I disagree with that.

The one/few shot ability of the model is much much better than what I would have imagined, and I know very few people in the field that saw GPT-3 and were like "yep, exactly what I thought".

> A very basic Markov model can come up with content that seem surprisingly like a human would say.

This is false. Natural language involves long-term dependencies that are beyond the ability of any Markov model to handle. GPT-2 and -3 can reproduce those dependencies reliably.

> If anything, what all of the OpenAI hype should confirm is just how predictable and regular human language is.

Linguists have been trying to write down formal grammars for natural languages since the 1950s. Some of the brightest people around have essentially devoted their lives to this task. And yet no one has ever produced a complete grammar of any human language. So no, human language is not predictable and regular, at least not in any way that we know how to describe formally.

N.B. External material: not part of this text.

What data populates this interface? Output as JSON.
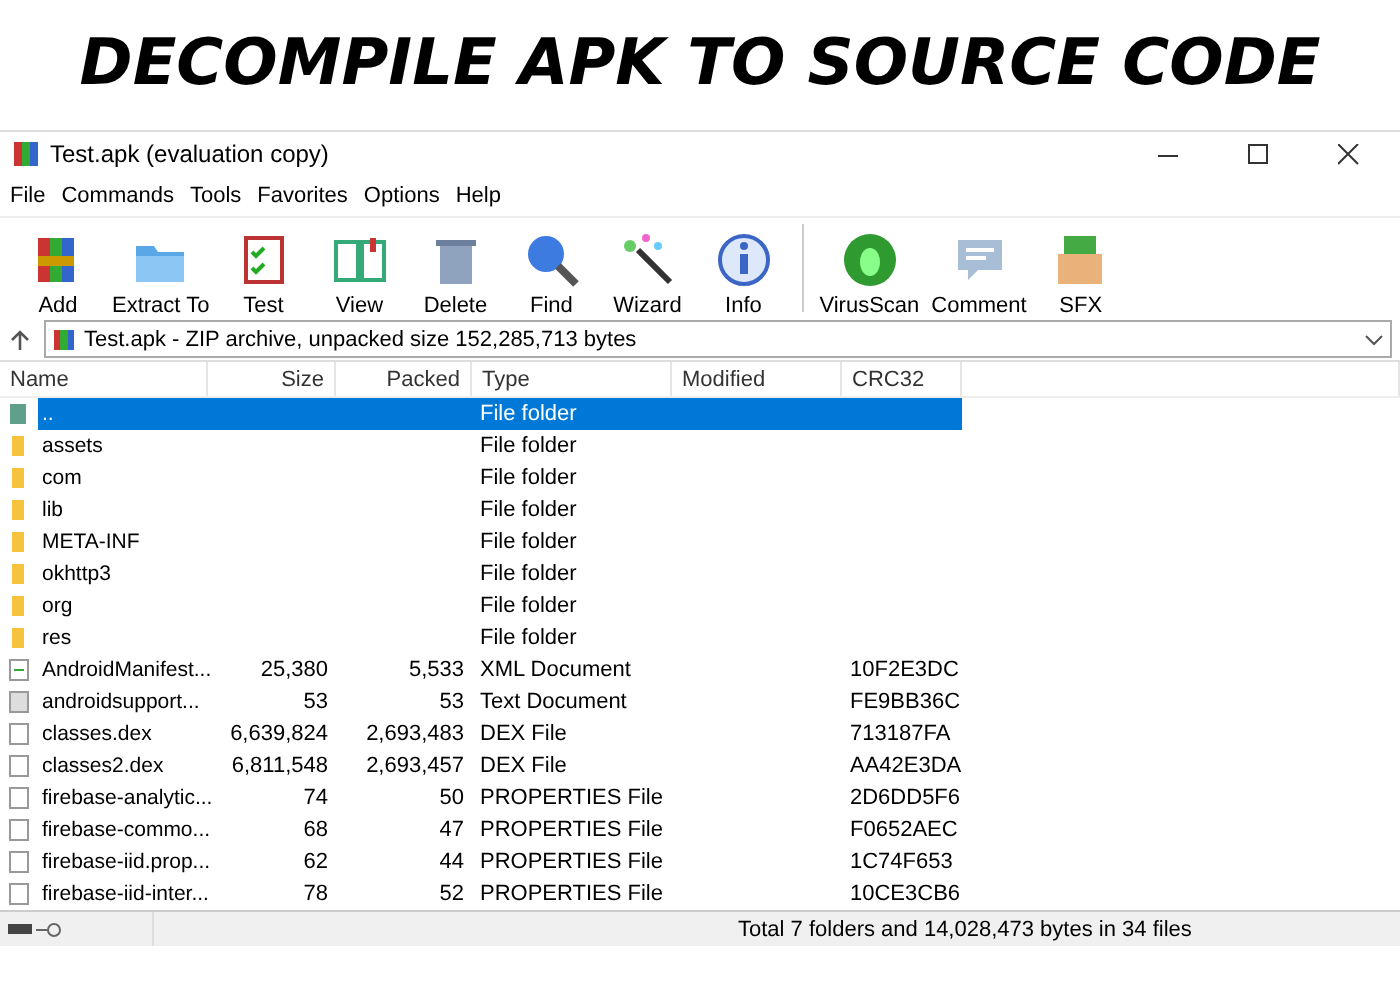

W.r.t. the Markov model, I just mean that something even that trivial can sound lifelike. It's not surprising that throwing billions of times more data at the problem with more structure can make the parroting better.

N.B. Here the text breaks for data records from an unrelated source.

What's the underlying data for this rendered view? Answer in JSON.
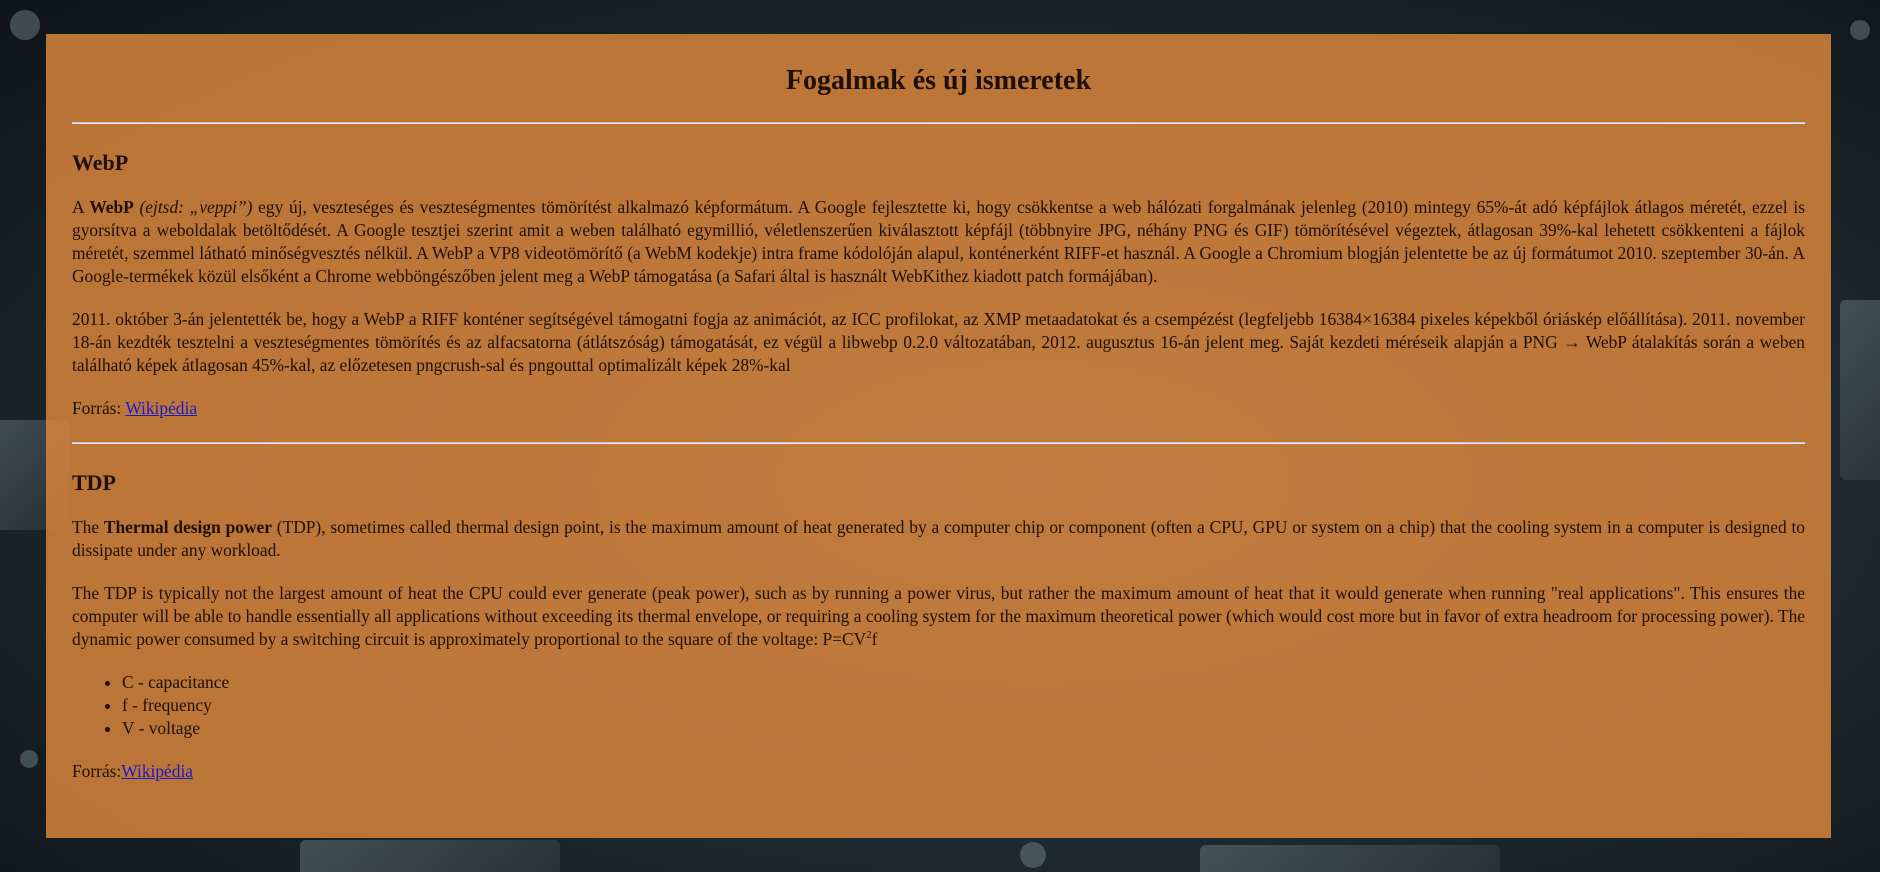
{
  "page_title": "Fogalmak és új ismeretek",
  "webp": {
    "heading": "WebP",
    "p1_pre": "A ",
    "p1_bold": "WebP",
    "p1_ital": " (ejtsd: „veppi”)",
    "p1_rest": " egy új, veszteséges és veszteségmentes tömörítést alkalmazó képformátum. A Google fejlesztette ki, hogy csökkentse a web hálózati forgalmának jelenleg (2010) mintegy 65%-át adó képfájlok átlagos méretét, ezzel is gyorsítva a weboldalak betöltődését. A Google tesztjei szerint amit a weben található egymillió, véletlenszerűen kiválasztott képfájl (többnyire JPG, néhány PNG és GIF) tömörítésével végeztek, átlagosan 39%-kal lehetett csökkenteni a fájlok méretét, szemmel látható minőségvesztés nélkül. A WebP a VP8 videotömörítő (a WebM kodekje) intra frame kódolóján alapul, konténerként RIFF-et használ. A Google a Chromium blogján jelentette be az új formátumot 2010. szeptember 30-án. A Google-termékek közül elsőként a Chrome webböngészőben jelent meg a WebP támogatása (a Safari által is használt WebKithez kiadott patch formájában).",
    "p2": "2011. október 3-án jelentették be, hogy a WebP a RIFF konténer segítségével támogatni fogja az animációt, az ICC profilokat, az XMP metaadatokat és a csempézést (legfeljebb 16384×16384 pixeles képekből óriáskép előállítása). 2011. november 18-án kezdték tesztelni a veszteségmentes tömörítés és az alfacsatorna (átlátszóság) támogatását, ez végül a libwebp 0.2.0 változatában, 2012. augusztus 16-án jelent meg. Saját kezdeti méréseik alapján a PNG → WebP átalakítás során a weben található képek átlagosan 45%-kal, az előzetesen pngcrush-sal és pngouttal optimalizált képek 28%-kal",
    "source_label": "Forrás: ",
    "source_link": "Wikipédia"
  },
  "tdp": {
    "heading": "TDP",
    "p1_pre": "The ",
    "p1_bold": "Thermal design power",
    "p1_rest": " (TDP), sometimes called thermal design point, is the maximum amount of heat generated by a computer chip or component (often a CPU, GPU or system on a chip) that the cooling system in a computer is designed to dissipate under any workload.",
    "p2": "The TDP is typically not the largest amount of heat the CPU could ever generate (peak power), such as by running a power virus, but rather the maximum amount of heat that it would generate when running \"real applications\". This ensures the computer will be able to handle essentially all applications without exceeding its thermal envelope, or requiring a cooling system for the maximum theoretical power (which would cost more but in favor of extra headroom for processing power). The dynamic power consumed by a switching circuit is approximately proportional to the square of the voltage: P=CV",
    "p2_sup": "2",
    "p2_end": "f",
    "list": [
      "C - capacitance",
      "f - frequency",
      "V - voltage"
    ],
    "source_label": "Forrás:",
    "source_link": "Wikipédia"
  }
}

> So no, human language is not predictable and regular, at least not in any way that we know how to describe formally.

I don't know what to say about this other than perhaps the NLP community has been a little too "academic" here and I disagree.

Grade schoolers routinely are forced to make those boring diagrams for their particular language, and that has tremendous structure. When you add that structure (function) with the data of billions of real-world people talking, it's not surprising that the curve fit looks like the real thing. Given how powerful things like word2vec have been that do very, very simple things like distance diffs between words, it's not surprising to me that the state of the art is doing this.

It is surprising! You could throw all the data of the entire human race at a Markov model and it would not sound a tenth as good as even GPT-2. Transformers are simply in a new class.
Were you alive in 2010?
Right...but at the end of the day that's what intelligence is. You are just an interconnected model of billions of neurons that has been trained on millions of facts created by other humans. Except for this model can vastly exceed the amount of factual knowledge that you could possibly absorb over your entire lifetime.
> You are just an interconnected model of billions of neurons that has been trained on millions of facts created by other humans.

...but I didn't pop out of the womb that way, and as you said, over my lifetime I will read less than 1 millionth of the data that GPT-3 was trained on. GPT-2 had a better compression ratio than GPT-3, and I'm sure a GPT-4 will have a worse compression ratio than GPT-3 on the road we're on.

Rote memorization is hardly what I'd call intelligence. But that's what we're doing. If these things were becoming more intelligent over time, they'd need less training data per unit insight. This isn't a dismissal of the impressiveness of the algorithms, and I'm not suggesting the classic AI effect "changing the goalposts over time." I fundamentally believe we're kicking a goal in our own team's net. This is backwards.

Exactly. Even gpt3 is not creating new content. It is just permuting ecisting content while retaining some level of coherence. I don't reason by repeating various tidbits I've read in books in random permutations. I reason by thinking abstractly and logically, with a creative insight here and there. Nothing at all like a Markov model trained on a massive corpus. Gpt3 may give the appearance of intelligent thought, but appearance is not reality.
> I don't reason by repeating various tidbits I've read in books in random permutations.

Are you sure?

Yes, I would fail any sort of math exam if I used the GPT-3 model.
GPT-3 is nothing like a Markov model.
Same sort of generative probabilistic model idea.
All creative work is derivative.
Not all derivative work is creative.